See the Links page for some Web sites where astrophotographers have posted photographs using the ST-237 with Fastar. Also, see Todd Ellsworth’s e-mail page for detailed information on setting up and using the ST-237 with the U2K - he has a lot of good information there.
SBIG discontinued production of the ST-237 and replaced it with the ST-402. The ST-402 has a larger CCD and is sold for about the same price as the discontinued ST-237, but it also a larger camera body which
appears to be large enough to significantly obstruct the aperture of most SCTs. The ST-237 is often available in the used astronomy equipment market. However, several of the
Starlight Express CCD cameras are small enough in diameter to work in the Faster configuration without causing excessive obstruction of the primary
mirror, and these cameras have becoming very popular with Celestron scope users. See the CCD Camera Comparison page for more information.
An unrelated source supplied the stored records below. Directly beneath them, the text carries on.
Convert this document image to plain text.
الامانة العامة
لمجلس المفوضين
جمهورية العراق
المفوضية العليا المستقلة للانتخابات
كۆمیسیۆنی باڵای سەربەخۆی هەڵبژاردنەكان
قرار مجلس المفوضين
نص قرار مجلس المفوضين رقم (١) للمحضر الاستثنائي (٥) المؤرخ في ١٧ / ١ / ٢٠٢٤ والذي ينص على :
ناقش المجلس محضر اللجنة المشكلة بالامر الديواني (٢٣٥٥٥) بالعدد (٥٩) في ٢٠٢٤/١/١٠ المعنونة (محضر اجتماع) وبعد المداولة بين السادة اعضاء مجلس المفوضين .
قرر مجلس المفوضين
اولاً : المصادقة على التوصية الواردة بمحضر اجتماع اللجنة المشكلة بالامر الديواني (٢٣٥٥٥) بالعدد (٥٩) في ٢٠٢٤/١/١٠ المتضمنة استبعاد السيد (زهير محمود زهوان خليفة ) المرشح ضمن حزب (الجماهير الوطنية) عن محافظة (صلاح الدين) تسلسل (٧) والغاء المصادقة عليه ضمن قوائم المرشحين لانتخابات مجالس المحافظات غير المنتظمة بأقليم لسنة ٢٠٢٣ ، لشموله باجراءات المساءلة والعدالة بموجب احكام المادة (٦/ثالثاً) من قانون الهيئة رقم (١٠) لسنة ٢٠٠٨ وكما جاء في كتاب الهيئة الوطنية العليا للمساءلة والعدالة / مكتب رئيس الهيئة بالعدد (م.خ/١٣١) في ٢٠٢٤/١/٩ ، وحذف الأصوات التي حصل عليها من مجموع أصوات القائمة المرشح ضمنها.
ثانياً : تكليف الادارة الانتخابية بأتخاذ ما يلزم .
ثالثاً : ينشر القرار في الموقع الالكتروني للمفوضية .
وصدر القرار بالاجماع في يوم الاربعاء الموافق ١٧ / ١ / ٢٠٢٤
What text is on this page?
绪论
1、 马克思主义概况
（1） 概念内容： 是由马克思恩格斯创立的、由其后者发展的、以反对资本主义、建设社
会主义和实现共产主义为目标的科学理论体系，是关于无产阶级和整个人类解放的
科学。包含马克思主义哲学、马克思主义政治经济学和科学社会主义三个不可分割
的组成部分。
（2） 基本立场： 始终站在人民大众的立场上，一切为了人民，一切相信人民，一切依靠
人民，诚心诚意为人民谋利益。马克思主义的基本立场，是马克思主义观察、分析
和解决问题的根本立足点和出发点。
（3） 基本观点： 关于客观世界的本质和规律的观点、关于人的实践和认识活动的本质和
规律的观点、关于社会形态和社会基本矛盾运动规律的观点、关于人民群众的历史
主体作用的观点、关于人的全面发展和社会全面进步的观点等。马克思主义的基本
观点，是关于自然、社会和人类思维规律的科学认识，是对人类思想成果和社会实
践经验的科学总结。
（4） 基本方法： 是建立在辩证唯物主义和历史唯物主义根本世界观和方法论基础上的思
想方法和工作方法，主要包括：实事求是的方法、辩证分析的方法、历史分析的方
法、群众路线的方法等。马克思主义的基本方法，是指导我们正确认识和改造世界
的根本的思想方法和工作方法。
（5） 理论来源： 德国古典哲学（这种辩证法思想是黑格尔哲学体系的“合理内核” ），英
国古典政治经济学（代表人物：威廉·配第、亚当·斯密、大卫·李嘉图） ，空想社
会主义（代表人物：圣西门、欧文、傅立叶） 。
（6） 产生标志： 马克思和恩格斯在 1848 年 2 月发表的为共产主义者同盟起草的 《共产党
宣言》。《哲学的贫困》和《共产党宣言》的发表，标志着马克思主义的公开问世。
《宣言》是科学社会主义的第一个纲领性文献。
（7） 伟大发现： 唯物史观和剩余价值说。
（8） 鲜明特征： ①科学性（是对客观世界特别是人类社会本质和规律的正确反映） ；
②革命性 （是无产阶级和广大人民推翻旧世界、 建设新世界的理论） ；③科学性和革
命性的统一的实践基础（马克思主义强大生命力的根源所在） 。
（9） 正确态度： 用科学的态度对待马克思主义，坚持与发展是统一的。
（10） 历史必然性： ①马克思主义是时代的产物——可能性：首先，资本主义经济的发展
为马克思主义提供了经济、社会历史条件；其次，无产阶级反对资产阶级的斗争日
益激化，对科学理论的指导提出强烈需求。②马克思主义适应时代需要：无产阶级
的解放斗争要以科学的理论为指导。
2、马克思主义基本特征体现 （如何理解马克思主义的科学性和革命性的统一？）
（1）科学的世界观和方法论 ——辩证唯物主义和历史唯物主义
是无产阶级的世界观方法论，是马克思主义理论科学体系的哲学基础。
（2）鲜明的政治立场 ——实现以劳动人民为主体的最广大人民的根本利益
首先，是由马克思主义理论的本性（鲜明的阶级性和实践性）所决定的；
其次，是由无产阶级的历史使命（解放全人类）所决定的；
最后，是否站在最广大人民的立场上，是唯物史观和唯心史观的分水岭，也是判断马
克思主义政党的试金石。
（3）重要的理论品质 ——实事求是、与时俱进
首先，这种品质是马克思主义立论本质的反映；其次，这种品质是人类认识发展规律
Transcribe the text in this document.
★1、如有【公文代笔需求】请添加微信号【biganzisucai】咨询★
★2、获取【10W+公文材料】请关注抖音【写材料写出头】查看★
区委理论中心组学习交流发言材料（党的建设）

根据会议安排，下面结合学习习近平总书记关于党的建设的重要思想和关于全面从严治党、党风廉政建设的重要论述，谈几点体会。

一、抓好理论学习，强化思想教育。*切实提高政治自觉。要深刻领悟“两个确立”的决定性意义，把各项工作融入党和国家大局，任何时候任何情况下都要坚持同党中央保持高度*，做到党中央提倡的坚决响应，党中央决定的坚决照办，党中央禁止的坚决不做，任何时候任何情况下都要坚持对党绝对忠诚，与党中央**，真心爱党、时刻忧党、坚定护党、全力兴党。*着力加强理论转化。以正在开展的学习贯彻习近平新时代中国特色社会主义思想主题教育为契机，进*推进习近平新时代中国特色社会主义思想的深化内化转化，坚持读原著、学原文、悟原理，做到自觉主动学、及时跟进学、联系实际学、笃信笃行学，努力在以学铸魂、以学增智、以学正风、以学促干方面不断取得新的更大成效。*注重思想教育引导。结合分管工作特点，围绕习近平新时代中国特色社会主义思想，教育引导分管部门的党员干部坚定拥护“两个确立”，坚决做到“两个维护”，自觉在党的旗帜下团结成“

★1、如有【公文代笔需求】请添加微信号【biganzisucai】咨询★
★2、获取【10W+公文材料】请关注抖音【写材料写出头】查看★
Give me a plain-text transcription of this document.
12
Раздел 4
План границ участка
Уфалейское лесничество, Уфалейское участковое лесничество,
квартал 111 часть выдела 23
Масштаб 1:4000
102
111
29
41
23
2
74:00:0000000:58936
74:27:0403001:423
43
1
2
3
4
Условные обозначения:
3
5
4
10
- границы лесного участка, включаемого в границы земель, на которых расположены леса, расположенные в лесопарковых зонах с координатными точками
How does this all fit together?
With the Fastar and a CCD camera, you will also need a computer to capture the digital images from the
camera; the ST-237 and the Starlight Express cameras come with software that is loaded onto a computer to capture the camera’s images. You already have a computer, but in this case a laptop computer will be easier
to use so if you don’t have a laptop, purchasing a used laptop is a cost consideration. The cost of the Fastar
assembly and a new ST-237 camera together was about $1,700 and the color filter wheel for the ST-237 adds
about $400; Starlight Express cameras are priced in the same vicinity as the ST-237 depending on the model.
Since you presumably already have a computer, this isn’t a bad price for the ability to produce wonderful digital photos.
Tom Shaull has created a Win9X application that calculates exposure times for CCD cameras for different
scopes. It will calculate optimum exposure time for just about any CCD camera, allowing for multiple variables
including site darkness, percentage of A/D capacity desired, etc. It is very helpful and can be found at Tom Shaull’s CCD Exposure.
Since a computer is needed anyway and there is a cable connecting the computer to the scope for autoguiding, many Fastar users doing CCD astrophotography also use sky chart software that shows a view of the night
sky and can aim the scope at objects you choose with your mouse, the ultimate in automation.